My hunch is that the gradient is not returned because the gradient is only computed in the M-step and not preserved outside of mxComputeEM.
To get the gradient, take a look at inst/models/nightly/ifa-meat-2d.R
> “meat” = empirical cross-product (observed?)
I am confused about the distinction between observed and expected information. But yeah, "meat" is the empirical cross-product. Mislevy (1984) is implemented for the latent distribution.
Methods "bread" and "sandwich" are implemented according to Yuan, Cheng, & Patton (2013).
With respect to the EM related methods, "mr" and "tian" require the convergence history while "oakes1999" and "agile" do not.
You have covered all the options.
> “meat” = empirical cross-product (observed?)
> “bread” = Fisher information matrix (expected?)
> “sandwich” = same as the name implies (but, expected or observed?)

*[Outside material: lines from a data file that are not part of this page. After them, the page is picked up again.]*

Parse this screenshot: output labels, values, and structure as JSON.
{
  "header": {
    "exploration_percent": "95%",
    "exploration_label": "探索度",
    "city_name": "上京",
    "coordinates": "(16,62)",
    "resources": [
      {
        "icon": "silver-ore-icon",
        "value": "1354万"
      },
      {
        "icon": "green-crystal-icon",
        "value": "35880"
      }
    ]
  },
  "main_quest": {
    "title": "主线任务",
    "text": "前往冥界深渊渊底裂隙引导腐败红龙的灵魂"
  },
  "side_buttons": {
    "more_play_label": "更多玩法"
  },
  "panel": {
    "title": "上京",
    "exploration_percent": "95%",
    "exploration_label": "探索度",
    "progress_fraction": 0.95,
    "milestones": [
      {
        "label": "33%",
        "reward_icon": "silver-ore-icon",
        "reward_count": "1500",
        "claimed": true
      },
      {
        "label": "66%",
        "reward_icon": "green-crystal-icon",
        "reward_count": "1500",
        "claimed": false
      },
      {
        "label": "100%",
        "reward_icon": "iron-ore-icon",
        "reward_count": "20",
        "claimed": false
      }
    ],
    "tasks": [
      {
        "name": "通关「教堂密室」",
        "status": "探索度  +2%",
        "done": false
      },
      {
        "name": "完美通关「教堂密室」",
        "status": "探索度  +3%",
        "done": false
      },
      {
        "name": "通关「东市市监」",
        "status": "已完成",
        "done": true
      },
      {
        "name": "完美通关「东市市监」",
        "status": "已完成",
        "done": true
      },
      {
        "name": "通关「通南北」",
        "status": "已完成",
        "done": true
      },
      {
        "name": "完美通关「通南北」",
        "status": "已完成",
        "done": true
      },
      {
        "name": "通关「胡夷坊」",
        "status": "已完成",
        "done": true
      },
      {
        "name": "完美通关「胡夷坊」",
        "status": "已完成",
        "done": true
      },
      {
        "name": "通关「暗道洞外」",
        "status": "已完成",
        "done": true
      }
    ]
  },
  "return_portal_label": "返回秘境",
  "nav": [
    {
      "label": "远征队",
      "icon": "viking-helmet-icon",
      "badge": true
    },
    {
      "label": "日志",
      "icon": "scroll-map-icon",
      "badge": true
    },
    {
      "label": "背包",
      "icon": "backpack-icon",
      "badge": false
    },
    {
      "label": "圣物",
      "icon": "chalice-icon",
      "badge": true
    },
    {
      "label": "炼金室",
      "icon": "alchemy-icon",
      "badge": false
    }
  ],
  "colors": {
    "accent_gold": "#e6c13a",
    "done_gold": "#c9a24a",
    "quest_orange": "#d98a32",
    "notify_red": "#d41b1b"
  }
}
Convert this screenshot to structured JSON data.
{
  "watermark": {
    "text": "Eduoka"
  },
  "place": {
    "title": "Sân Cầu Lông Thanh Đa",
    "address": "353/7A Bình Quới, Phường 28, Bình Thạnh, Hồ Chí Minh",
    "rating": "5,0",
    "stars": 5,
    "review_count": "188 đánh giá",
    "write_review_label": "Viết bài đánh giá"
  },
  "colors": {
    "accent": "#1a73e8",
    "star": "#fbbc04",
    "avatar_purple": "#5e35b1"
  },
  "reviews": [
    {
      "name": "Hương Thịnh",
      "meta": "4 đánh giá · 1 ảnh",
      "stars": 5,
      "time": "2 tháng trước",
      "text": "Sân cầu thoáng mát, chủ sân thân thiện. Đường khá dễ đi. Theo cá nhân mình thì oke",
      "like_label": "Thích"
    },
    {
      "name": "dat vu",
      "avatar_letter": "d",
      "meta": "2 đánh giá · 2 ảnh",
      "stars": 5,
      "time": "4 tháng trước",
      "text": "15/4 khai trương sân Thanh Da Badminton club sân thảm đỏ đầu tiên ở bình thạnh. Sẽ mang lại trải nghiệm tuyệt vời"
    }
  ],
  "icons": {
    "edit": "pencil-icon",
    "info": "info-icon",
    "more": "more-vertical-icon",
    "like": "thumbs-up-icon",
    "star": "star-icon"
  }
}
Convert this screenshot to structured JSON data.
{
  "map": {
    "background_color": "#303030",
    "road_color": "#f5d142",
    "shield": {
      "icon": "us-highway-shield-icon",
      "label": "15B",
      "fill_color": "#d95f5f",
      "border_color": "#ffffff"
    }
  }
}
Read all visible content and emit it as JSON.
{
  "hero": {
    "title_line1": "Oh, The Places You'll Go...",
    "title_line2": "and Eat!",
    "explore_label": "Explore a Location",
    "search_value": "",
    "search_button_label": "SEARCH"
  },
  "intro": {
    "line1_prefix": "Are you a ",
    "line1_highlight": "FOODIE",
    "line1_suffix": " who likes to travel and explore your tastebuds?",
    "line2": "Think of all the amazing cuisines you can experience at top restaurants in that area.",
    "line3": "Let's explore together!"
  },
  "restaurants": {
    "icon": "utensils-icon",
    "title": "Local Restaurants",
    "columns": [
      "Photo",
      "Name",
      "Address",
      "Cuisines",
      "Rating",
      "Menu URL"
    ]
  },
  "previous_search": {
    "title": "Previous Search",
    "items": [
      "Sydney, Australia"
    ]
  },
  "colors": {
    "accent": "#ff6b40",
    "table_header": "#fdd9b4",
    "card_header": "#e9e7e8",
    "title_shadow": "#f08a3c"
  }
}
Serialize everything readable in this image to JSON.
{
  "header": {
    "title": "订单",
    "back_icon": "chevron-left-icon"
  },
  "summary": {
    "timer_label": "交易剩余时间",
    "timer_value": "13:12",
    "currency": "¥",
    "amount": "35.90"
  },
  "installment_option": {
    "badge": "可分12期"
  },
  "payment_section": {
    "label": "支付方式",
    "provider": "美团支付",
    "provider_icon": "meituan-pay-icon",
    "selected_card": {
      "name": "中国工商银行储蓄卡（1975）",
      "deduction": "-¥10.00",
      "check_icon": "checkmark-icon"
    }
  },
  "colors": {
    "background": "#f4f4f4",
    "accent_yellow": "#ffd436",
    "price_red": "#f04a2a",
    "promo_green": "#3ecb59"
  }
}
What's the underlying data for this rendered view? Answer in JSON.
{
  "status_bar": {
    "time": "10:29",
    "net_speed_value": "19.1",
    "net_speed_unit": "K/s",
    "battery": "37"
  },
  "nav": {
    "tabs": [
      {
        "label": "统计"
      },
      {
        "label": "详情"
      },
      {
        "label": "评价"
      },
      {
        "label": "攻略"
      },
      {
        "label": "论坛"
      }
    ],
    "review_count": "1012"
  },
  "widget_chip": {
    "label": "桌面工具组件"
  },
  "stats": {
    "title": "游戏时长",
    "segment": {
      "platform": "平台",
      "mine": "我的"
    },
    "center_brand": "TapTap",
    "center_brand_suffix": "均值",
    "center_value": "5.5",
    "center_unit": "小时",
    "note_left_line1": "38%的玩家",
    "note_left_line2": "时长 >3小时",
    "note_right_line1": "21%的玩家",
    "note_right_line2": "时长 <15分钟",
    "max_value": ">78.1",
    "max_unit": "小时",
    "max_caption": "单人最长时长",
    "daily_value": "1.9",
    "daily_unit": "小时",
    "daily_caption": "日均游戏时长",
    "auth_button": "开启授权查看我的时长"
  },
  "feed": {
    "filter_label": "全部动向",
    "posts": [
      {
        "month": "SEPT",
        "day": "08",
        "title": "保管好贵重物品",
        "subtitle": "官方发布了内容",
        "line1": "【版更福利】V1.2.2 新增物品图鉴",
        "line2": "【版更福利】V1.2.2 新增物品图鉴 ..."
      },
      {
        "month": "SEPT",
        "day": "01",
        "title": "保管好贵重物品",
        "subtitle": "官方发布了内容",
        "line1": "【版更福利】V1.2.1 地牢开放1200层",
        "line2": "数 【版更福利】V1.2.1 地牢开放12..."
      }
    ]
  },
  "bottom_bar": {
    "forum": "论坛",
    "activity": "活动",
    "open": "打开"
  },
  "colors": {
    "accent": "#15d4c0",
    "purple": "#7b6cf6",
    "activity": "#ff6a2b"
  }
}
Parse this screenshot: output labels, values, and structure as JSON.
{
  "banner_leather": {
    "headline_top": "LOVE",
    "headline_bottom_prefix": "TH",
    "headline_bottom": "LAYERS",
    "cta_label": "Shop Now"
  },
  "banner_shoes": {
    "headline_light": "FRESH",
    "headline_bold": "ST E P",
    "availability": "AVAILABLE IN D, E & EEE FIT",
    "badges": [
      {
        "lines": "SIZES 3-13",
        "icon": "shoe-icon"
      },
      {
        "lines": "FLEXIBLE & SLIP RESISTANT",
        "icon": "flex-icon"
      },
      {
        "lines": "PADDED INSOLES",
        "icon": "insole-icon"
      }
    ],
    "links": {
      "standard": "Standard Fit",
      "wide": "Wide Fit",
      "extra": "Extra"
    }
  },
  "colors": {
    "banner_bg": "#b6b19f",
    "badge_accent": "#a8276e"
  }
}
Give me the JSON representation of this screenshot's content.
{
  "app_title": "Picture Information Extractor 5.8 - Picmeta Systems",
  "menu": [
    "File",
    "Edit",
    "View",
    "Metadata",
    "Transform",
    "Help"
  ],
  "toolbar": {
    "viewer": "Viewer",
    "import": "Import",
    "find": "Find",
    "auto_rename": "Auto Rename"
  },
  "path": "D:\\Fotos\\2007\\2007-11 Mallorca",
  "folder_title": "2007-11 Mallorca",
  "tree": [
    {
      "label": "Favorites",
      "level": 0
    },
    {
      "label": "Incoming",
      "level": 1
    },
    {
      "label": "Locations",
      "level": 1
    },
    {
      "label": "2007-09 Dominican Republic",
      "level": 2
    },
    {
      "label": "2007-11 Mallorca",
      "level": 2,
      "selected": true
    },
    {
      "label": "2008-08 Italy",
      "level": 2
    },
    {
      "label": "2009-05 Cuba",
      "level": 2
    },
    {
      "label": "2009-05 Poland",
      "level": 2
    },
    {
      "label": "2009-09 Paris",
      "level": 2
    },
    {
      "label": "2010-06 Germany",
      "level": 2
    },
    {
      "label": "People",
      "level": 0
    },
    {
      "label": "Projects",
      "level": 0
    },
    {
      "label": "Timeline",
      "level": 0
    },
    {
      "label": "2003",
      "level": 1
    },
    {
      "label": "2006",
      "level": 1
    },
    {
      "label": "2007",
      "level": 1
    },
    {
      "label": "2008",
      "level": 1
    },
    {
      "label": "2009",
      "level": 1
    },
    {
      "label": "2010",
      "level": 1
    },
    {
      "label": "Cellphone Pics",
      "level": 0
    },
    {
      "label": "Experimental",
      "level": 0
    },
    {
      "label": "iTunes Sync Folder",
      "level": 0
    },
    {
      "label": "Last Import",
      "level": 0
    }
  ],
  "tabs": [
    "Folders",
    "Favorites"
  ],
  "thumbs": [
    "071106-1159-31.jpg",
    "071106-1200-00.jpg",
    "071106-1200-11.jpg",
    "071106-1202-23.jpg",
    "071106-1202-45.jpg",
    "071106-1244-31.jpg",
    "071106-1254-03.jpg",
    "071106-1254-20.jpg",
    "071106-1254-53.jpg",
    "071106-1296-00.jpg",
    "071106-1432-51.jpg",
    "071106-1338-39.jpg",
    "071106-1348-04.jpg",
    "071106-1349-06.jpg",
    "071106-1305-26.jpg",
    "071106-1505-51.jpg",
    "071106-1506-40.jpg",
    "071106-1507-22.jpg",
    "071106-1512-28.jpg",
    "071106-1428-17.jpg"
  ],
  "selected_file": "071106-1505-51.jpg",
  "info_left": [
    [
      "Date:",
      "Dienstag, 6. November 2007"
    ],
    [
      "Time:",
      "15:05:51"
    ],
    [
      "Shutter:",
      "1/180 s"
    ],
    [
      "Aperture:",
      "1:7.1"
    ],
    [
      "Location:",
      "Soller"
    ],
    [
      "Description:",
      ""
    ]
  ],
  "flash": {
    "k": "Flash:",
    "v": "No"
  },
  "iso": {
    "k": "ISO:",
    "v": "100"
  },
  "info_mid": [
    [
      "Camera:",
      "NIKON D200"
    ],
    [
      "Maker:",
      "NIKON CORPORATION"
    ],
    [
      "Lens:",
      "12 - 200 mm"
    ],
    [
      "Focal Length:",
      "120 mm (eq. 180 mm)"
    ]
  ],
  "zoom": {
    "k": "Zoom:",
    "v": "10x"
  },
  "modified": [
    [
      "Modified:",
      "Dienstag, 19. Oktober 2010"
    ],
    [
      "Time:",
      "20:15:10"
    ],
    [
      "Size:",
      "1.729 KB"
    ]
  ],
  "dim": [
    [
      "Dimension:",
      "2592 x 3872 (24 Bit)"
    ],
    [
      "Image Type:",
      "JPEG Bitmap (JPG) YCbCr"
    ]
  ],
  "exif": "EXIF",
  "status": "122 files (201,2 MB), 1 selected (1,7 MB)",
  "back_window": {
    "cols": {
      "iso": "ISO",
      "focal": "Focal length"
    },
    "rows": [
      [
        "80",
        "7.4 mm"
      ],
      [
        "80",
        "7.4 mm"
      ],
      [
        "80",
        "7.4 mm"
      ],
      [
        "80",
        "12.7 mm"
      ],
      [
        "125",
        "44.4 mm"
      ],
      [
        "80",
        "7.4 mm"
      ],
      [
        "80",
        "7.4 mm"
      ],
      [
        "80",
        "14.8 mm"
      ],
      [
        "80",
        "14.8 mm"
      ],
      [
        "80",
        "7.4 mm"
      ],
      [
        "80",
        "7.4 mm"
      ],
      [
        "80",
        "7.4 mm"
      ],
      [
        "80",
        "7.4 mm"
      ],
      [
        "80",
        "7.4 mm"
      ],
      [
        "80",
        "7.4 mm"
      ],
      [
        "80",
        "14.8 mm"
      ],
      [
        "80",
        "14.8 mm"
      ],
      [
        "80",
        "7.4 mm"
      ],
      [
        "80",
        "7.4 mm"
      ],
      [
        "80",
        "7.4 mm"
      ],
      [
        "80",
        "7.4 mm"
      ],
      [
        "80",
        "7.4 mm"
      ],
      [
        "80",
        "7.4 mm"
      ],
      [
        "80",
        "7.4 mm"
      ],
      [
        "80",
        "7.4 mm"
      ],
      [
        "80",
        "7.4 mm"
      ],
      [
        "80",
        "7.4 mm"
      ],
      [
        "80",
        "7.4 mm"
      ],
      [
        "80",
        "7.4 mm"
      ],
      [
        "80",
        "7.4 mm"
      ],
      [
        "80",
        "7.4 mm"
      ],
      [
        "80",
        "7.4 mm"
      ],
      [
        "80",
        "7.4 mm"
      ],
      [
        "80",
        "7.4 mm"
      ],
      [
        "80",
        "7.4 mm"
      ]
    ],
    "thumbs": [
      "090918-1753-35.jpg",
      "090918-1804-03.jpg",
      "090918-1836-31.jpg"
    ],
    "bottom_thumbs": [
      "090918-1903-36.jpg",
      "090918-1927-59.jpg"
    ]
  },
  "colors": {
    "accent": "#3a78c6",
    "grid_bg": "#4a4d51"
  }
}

There are two different ways of defining the Fisher information: (1) the variance of the first derivative of the loglikelihood and (2) the expectation of the second derivative of the loglikelihood. The true Fisher information is generally unknown, because it requires knowledge of the true parameter values and the true functional form (i.e., family) of the distribution. If we assume a particular functional form of the distribution, and "plug-in" our MLEs in place of the true parameter values, we can estimate the true Fisher information from data. If the necessary integrals are analytically tractable, then we can estimate the true Fisher information as the expected information matrix. But, sometimes those integrals are not so easy, so we instead use the observed information as an estimator, and calculate it either as a quadratic function of the first derivative loglikelihood (proportional to the "empirical cross-product" or "meat") or as a first-degree function of the second-derivative loglikelihood (proportional to the Hessian matrix, or "bread"). When the distribution is correctly specified, those two ways of calculating the observed information will on average give the same answer in large samples. The "sandwich" is
solve(bread)%*%meat%*%solve(bread)
, and so if the distribution is correctly specified, then asymptotically, the product of the first two factors tends toward an identity matrix, and the sandwich merely tends toward the inverted Hessian. But if the distribution is incorrectly specified, it can be shown that the sandwich nonetheless provides a consistent estimator of the repeated-sampling covariance matrix of the MLEs.Thank you! Do I understand correctly then that all of these approaches (meat, bread, sandwich) are implemented in OpenMx using observed information? The cross-product approach is usually based on observed proportions of the response patterns. What I think is often referred to as Fisher information in the IFA literature is the plug-in method you refer to, where the expected information matrix is calculated, though it isn't really practical for long tests since one must loop over the model-implied proportions of all possible response patterns. I initially thought this was "bread" but it doesn't sound like it now.
The Fisher information method where you need to loop over all possible response patterns is not implemented.